Termina Bartra con Benjamin, si acaso de los tres, el más condicionado por la fatalidad de Saturno, astro de la melancolía y dictaminador de destinos trágicos. Benjamin se suicidó. Se suicidó hastiado por el intento de recomponer las piezas de sentido de un mundo destruido y descompuesto. Hastiado de no conseguir hacer inteligible el hilo igualmente trágico que marca la ruta de la historia y que le valió la perplejidad primero, y el rechazo después del mundo académico (no se comprendieron bien sus análisis sobre el Trauerspiel y su vinculación con el carácter europeo), al que tuvo que renunciar, y que le hizo posteriormente malvivir errabundamente por una Europa ajada por un devenir histórico preñado de fatalismo. Tal y como parece comprender Benjamin la composición del mundo, habría una especie movimiento pendular constate que oscila entre la perseverancia tediosa de algo así como un orden cósmico (la ley muda de la naturaleza y de lo inerte), y la asunción de que la historia, regida por sus propias leyes, ha de cumplir con un destino que, en palabras de Benjamin «inscribe a lo vivo en el horizonte de la culpa». Estos dos polos deterministas arrojan la subjetividad al vacío. Benjamin dio cuenta de ello en Port Bou.
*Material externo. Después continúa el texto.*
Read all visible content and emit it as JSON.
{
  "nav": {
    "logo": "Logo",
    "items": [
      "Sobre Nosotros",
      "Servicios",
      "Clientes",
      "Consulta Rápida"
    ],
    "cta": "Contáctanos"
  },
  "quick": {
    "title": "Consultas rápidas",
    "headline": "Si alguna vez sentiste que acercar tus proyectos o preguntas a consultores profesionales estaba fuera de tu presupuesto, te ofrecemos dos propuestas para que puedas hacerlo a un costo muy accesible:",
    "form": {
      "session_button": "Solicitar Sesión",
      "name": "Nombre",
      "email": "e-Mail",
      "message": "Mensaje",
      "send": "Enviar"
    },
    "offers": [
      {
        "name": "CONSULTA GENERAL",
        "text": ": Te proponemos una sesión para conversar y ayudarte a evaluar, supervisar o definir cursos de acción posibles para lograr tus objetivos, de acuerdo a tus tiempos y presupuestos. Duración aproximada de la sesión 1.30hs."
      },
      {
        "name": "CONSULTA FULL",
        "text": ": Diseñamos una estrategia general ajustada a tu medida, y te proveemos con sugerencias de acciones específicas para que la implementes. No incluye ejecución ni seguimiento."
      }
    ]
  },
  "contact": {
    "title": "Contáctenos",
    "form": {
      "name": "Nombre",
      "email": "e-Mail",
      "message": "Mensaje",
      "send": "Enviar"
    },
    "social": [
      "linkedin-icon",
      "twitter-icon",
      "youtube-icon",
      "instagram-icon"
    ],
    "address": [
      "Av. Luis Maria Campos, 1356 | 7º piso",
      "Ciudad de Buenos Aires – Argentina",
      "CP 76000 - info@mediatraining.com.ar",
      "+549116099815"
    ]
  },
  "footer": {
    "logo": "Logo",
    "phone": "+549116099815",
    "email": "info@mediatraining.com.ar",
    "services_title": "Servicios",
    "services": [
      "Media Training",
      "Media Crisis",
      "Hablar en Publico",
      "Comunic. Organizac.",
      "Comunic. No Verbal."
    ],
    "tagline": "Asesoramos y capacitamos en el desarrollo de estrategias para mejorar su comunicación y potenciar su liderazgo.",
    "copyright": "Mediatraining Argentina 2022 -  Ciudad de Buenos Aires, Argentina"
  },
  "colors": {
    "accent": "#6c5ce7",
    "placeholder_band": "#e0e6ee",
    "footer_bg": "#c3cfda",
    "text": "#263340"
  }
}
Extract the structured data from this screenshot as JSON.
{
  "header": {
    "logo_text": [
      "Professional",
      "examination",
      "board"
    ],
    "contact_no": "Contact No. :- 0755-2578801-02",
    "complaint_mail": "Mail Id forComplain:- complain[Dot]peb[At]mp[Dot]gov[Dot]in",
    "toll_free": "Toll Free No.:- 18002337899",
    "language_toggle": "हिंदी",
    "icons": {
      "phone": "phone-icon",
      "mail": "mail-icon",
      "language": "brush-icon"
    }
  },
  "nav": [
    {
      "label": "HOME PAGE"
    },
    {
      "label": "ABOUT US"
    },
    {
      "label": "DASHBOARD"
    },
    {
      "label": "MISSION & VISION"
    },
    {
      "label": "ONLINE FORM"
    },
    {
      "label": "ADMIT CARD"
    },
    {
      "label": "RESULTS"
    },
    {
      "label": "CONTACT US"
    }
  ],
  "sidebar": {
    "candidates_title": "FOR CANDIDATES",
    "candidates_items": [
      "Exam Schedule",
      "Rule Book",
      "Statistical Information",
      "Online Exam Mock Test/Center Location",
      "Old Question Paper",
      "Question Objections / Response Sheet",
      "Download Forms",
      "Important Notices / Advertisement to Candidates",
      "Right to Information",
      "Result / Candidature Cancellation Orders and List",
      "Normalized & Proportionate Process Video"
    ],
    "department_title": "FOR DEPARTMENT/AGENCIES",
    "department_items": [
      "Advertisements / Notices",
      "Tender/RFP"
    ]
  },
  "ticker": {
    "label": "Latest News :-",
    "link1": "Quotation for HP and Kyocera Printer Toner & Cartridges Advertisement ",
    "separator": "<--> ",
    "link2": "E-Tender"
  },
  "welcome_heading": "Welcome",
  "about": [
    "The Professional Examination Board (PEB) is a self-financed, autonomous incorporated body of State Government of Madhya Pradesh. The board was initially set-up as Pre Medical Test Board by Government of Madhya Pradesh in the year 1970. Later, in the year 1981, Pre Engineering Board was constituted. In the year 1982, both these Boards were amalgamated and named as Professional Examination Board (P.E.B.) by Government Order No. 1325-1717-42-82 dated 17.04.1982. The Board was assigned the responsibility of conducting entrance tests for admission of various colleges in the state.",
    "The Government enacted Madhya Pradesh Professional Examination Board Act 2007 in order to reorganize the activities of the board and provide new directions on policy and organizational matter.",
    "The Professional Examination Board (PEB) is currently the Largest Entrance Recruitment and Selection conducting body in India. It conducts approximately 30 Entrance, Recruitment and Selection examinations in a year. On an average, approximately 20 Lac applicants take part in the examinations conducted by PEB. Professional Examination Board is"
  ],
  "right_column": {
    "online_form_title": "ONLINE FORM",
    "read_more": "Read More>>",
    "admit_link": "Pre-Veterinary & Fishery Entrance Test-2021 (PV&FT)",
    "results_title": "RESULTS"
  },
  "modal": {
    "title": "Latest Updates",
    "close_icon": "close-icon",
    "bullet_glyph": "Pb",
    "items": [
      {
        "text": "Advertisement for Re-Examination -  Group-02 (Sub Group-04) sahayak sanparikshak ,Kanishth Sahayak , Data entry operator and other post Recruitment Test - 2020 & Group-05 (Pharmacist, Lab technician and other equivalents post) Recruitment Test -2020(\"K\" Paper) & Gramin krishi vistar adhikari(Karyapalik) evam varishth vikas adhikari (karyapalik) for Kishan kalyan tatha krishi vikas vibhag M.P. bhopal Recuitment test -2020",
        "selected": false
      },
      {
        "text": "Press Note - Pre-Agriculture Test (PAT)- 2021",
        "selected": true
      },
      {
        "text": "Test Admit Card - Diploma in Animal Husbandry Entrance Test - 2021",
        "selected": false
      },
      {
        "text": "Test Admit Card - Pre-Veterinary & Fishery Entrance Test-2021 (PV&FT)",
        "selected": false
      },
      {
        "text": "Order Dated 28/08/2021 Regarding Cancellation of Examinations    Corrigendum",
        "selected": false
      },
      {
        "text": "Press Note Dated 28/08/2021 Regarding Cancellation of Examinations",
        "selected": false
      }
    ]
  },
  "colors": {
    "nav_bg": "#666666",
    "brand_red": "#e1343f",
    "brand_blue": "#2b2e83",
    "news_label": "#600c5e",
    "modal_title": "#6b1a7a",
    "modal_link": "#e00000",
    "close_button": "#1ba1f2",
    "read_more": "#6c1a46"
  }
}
En Duelo y Melancolía Freud sostiene que lo que diferencia al doliente del melancólico es que, si bien ambos acusan una pérdida, el segundo no sabe qué es lo que ha perdido. Si la entraña de la modernidad es melancólica porque el techo de lo sublime está demasiado alto, porque la funcionalidad cotidiana no deja un espacio real y visible ni para lo sagrado, ni para el deseo, y porque la progresión del tiempo histórico ve el pasado como algo constantemente superado que avanza para cumplir con un destino inexistente, si Bartra no se equivoca y tras el Renacimiento y el Romanticismo, lo que se conoce como Postmodernidad es el tercer gran período histórico afectado por la bilis negra, y si el suicidio es aquello en lo que finalmente concluye el proceso melancólico, si todo esto es así, quizá estemos asistiendo a la muerte autoinfringida y lenta de una forma de racionalidad que es la que nos ha dado a nosotros, sus hijos, la palabra y el mundo. Me pregunto entonces, quién será y qué le quedará a su viuda.